To say that Gordon Gano, lead singer of the hugely influential Violent Femmes, has completely eschewed the lazy exclusivist aspect of being an artistic icon of post punk and an originator alternative rock would be a monumental understatement. Though you could have found him collaborating with icons like John Cale, Lou Reed, PJ Harvey and Frank Black about ten years ago, yesterday’s performance on the Le Flambeau Preservation Hall stage with Pilette, LA-based Lost Bayou Ramblers made it clear that 2002’s Hitting the Ground chronicled the restless evolution of a man who has no intention of stopping his musical edification. Coming off less like a front man or celebrity cameo than a bona fide sixth band member, when he wasn’t backing up Louis Michot as he sang entirely in Cajun French Gano was ripping through dueling fiddle solos with him. And somehow they meshed perfectly, even for a modest take on “Blister in the Sun”.

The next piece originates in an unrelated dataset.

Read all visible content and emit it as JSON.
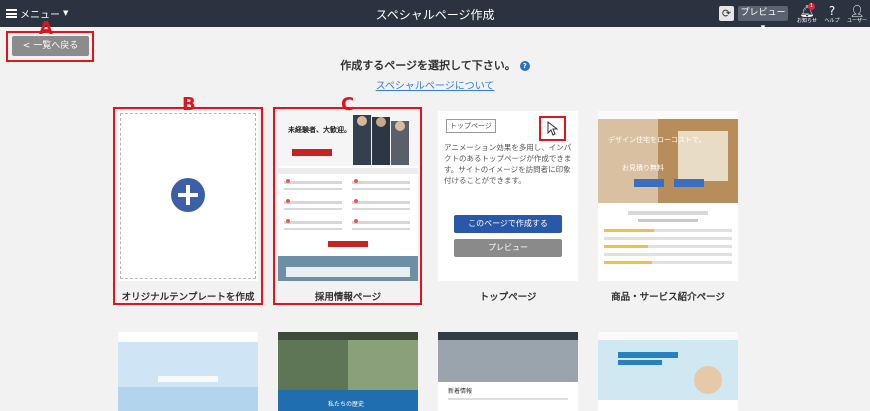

Elswhere on the Le Carnival Bingo! Parlor stage, classic punk band X proved that age can’t kill a consummate live chemistry. Though you could easily get a good glimpse of X in their prime in the seminal 1981 rock doc The Decline of Western Civilization, this now much older band – with a 55-year youngest member and a 63-year oldest – is still drilling through song after song in the great Ramones tradition, and they haven’t lost much of a step if any at all. The towering and aggressive bassist/singer John Doe still plays up the greaser look and hops from one side of the stage to the other while fellow vocalist Exene Cervenka ungracefully flails and nails every purposeful, imperfect note. Genuinely revelatory though was underratedest guitar player of all time Billy Zoom, who effortlessly tore through fast, complex punk and rock n’ roll riffs with a flawlessness rarely heard in either genre – all without moving from his hilariously wide yoga stance or changing the blithe, Gomer Pyle-like expression from his face.

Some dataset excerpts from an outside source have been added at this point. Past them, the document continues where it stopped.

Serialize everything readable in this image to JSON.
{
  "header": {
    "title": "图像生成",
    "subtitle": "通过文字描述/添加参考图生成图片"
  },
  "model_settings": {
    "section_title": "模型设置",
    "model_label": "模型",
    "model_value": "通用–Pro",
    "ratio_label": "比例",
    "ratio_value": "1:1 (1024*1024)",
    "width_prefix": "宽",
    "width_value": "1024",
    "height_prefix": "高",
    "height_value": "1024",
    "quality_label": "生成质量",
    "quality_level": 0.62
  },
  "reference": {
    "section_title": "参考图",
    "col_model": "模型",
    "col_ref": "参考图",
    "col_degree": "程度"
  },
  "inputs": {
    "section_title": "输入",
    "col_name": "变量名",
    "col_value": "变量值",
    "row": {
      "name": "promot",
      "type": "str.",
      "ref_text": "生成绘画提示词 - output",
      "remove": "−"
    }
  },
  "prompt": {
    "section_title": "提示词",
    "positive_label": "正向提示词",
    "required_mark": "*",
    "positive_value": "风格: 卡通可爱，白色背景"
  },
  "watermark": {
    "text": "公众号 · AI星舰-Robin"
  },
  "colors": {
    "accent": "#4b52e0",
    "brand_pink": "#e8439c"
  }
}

Finally, headliners Blink 182 surprisingly became the first band of the weekend to successfully brave the fritzy sound system of the Le Ritual Voodoo main stage. Though they were an undeniable smash success of the late 1990s and early 2000s, I had always credited Blink 182’s platinum-selling ascendancy to the late Jerry Finn, who – being one of the aural architects of the era along with Stephen Street, John Leckie and Dave Fridmann – managed to take a novelty pop punk act from Dude Ranch and give them the larger-than-life-on-record sound of Enema of the State and Take Off Your Pants and Jacket.

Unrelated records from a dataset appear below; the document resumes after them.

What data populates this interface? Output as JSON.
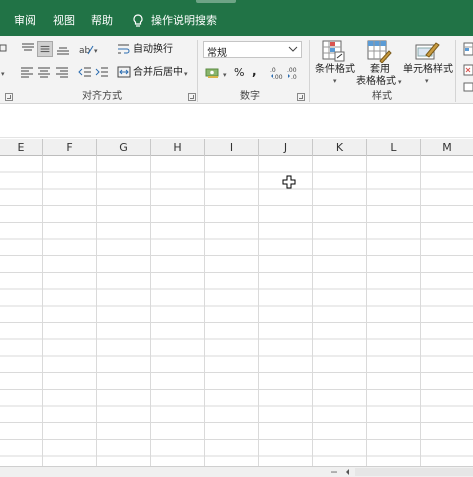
{
  "menu": {
    "tabs": [
      "审阅",
      "视图",
      "帮助"
    ],
    "tell_me": "操作说明搜索"
  },
  "ribbon": {
    "wrap_text": "自动换行",
    "merge_center": "合并后居中",
    "number_format": "常规",
    "percent": "%",
    "comma": ",",
    "conditional_format": "条件格式",
    "table_format_line1": "套用",
    "table_format_line2": "表格格式",
    "cell_styles": "单元格样式",
    "group_alignment": "对齐方式",
    "group_number": "数字",
    "group_styles": "样式"
  },
  "columns": [
    "E",
    "F",
    "G",
    "H",
    "I",
    "J",
    "K",
    "L",
    "M"
  ],
  "colors": {
    "brand": "#217346",
    "ribbon": "#f3f3f3",
    "grid": "#dadada"
  }
}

And while it still may be true that Finn’s presence in the studio helped Blink 182 realize their trajectory as a hot-ticket live act, last night at Voodoo this band laid to waste my preconceived notion that a three-man pop punk act doesn’t have what it takes to fill not just a massive festival stage but one that had been less than kind to the likes of Soundgarden and Mastodon. Also surprising was how arena-ready many of these songs were, from quick simplistic punk numbers like “Dumpweed” to more overwrought material like “Stay Together For The Kids”. Along the way, guitarist Tom DeLonge and bassist Mark Hoppus smoothly riffed off of each other, providing for great vocal harmonies and their still relatively endearing dick and fart humor between songs. And with Travis Barker not hurting his case for greatest active punk drummer by basically laying on a lightning-fast drum roll for the duration of the set, it’s difficult to even think of Blink 182 as a pop punk band any more because that was a straight up arena rock concert.